Sozialversicherungsbeiträge: Neue Einstufung bei der Abrechnung

Die Flexirente führt künftig zu Änderungen im Beitrags- und Melderecht. Zwar wirken die neuen Hinzuverdienstgrenzen erst ab dem 1. Juli 2017. Änderungen in der sozialversicherungsrechtlichen Beitragsabwicklung sind aber schon ab dem 1. Januar 2017 umzusetzen. Grundlage künftiger Differenzierungen bei der Entgeltabrechnung ist stets die Frage, ob der Mitarbeiter sich noch im Zeitraum vor seiner persönlichen Regelaltersgrenze befindet oder diese schon überschritten hat.

Fall 1: Regelaltersgrenze am 1. Januar 2017 erreicht

Die Beschäftigung von Mitarbeitern, die die Regelaltersgrenze bereits überschritten haben, war bisher und ist auch künftig versicherungsfrei in der Renten- und Arbeitslosenversicherung. Es gilt auch weiterhin: Arbeitgeber müssen eine eigenständige Abgabe in Höhe des Arbeitgeberbeitrags in der Rentenversicherung abführen. Dies gilt zunächst auch für die Arbeitslosenversicherung. Hier wird die Abgabepflicht des Arbeitgeberanteils jedoch bis Ende 2021 ausgesetzt. Bis dahin kommt es also bei der Rentnerbeschäftigung zur Senkung der Lohnnebenkosten.

Neu ist jedoch: Der Mitarbeiter kann auf die Versicherungsfreiheit in der Rentenversicherung verzichten. In diesem Fall kommt es zum normalen Beitragsabzug des Gesamtsozialversicherungsbeitrags. Damit kann der Mitarbeiter seinen Rentenanspruch auch bei einer Weiterarbeit über die Regelaltersgrenze hinaus erhöhen. Den Verzicht auf die Versicherungsfreiheit muss der Beschäftigte schriftlich gegenüber dem Arbeitgeber abgeben. Die Erklärung ist gemäß der Beitragsverfahrensordnung zu den Entgeltunterlagen zu nehmen. Eine gesetzliche Verpflichtung des Arbeitgebers, den Mitarbeiter auf die Möglichkeit des Verzichts hinzuweisen, besteht nicht.
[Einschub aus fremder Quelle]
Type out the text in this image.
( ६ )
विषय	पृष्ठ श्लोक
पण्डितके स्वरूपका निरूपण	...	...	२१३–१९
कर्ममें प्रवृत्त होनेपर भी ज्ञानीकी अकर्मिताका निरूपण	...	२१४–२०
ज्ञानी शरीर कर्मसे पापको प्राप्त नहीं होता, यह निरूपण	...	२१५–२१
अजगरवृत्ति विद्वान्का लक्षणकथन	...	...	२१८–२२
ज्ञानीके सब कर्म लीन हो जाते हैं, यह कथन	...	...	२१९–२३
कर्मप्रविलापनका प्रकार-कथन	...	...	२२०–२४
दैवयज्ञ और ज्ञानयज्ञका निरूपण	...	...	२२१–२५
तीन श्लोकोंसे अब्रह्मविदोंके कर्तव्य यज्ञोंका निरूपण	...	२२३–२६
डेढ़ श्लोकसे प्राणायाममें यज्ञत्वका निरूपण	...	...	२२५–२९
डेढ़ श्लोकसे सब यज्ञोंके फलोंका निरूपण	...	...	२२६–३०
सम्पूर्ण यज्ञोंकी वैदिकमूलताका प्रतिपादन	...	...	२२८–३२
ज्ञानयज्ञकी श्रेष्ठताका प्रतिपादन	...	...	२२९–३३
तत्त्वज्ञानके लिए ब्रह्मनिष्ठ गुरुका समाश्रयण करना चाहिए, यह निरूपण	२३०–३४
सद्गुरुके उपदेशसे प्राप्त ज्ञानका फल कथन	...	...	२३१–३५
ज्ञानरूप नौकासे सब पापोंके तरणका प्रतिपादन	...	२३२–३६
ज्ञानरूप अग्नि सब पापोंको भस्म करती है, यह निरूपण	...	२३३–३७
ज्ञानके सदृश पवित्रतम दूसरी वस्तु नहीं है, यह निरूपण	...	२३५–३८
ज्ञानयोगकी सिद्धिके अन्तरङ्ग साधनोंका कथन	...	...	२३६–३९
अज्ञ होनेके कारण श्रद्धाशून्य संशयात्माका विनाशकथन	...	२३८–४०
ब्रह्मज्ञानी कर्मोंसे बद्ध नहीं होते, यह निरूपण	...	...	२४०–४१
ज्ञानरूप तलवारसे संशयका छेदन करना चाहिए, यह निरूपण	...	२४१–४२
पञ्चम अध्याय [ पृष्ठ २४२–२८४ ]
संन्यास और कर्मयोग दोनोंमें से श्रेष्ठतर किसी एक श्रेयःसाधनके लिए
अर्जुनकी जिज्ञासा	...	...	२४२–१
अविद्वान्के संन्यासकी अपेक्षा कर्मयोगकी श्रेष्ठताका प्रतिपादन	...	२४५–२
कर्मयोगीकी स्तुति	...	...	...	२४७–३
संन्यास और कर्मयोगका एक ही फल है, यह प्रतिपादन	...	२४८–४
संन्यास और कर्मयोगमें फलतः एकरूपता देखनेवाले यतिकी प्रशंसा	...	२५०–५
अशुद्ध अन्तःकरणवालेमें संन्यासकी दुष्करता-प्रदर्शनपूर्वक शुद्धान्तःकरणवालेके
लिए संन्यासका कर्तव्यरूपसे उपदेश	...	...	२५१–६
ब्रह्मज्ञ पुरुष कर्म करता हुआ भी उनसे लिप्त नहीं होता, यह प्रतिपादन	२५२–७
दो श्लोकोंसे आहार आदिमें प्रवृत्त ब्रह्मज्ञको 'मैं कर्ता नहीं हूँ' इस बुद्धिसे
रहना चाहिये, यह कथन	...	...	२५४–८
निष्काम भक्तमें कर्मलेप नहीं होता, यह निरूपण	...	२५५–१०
Auch die Mitarbeiter, die schon vor dem 1. Januar 2017 ihre Regelaltersgrenze überschritten hatten, können mit Wirkung ab dem 1. Januar 2017 auf die Versicherungsfreiheit verzichten.

Fall 2: Regelaltersgrenze im Januar 2017 nicht erreicht

Ist die Regelaltersgrenze noch nicht erreicht, gibt es künftig – im Gegensatz zum früheren Recht – eine vereinfachte Betrachtung: Mitarbeiter, die eine Rente vor ihrer persönlichen Regelaltersgrenze beziehen, sind wie normale Beschäftigte in allen Bereichen der Sozialversicherung als versicherungspflichtig einzustufen. Die Frage, ob sie eine Voll- oder Teilrente beziehen, spielt künftig (anders als bislang) keine Rolle mehr.

Vorsicht ist beim Thema "Vertrauensschutz" angesagt: Beschäftigte Vollrentner, die vor 2017 versicherungsfrei waren, genießen Vertrauensschutz und bleiben zunächst bis zum Erreichen ihrer Regelaltersgrenze versicherungsfrei. Sie können aber auf diese Versicherungsfreiheit verzichten und damit erreichen, dass sich ihre Beschäftigung ab 2017 rentensteigernd auswirkt. Dieser Verzicht besteht für die gesamte Dauer des Beschäftigungsverhältnisses, bleibt also auch bestehen, wenn die Mitarbeiter das Alter für die Regelaltersrente erreichen.

Die Minijobvarianten: Praxisfern und dennoch kompliziert

Für Minijobber stellt sich die Sachlage komplizierter dar und es bedarf einer differenzierten Betrachtung. Bei dieser Beschäftigungsform sind nämlich keine pauschalen Abgaben zur Rentenversicherung abzuführen, wenn für einen Hinzuverdienst grundsätzlich Versicherungsfreiheit besteht. Das führt zu folgenden Fallkonstellationen:

Variante 1: Der Mitarbeiter nimmt erstmalig vor Erreichen der Regelaltersgrenze ab Januar 2017 einen Minijob auf.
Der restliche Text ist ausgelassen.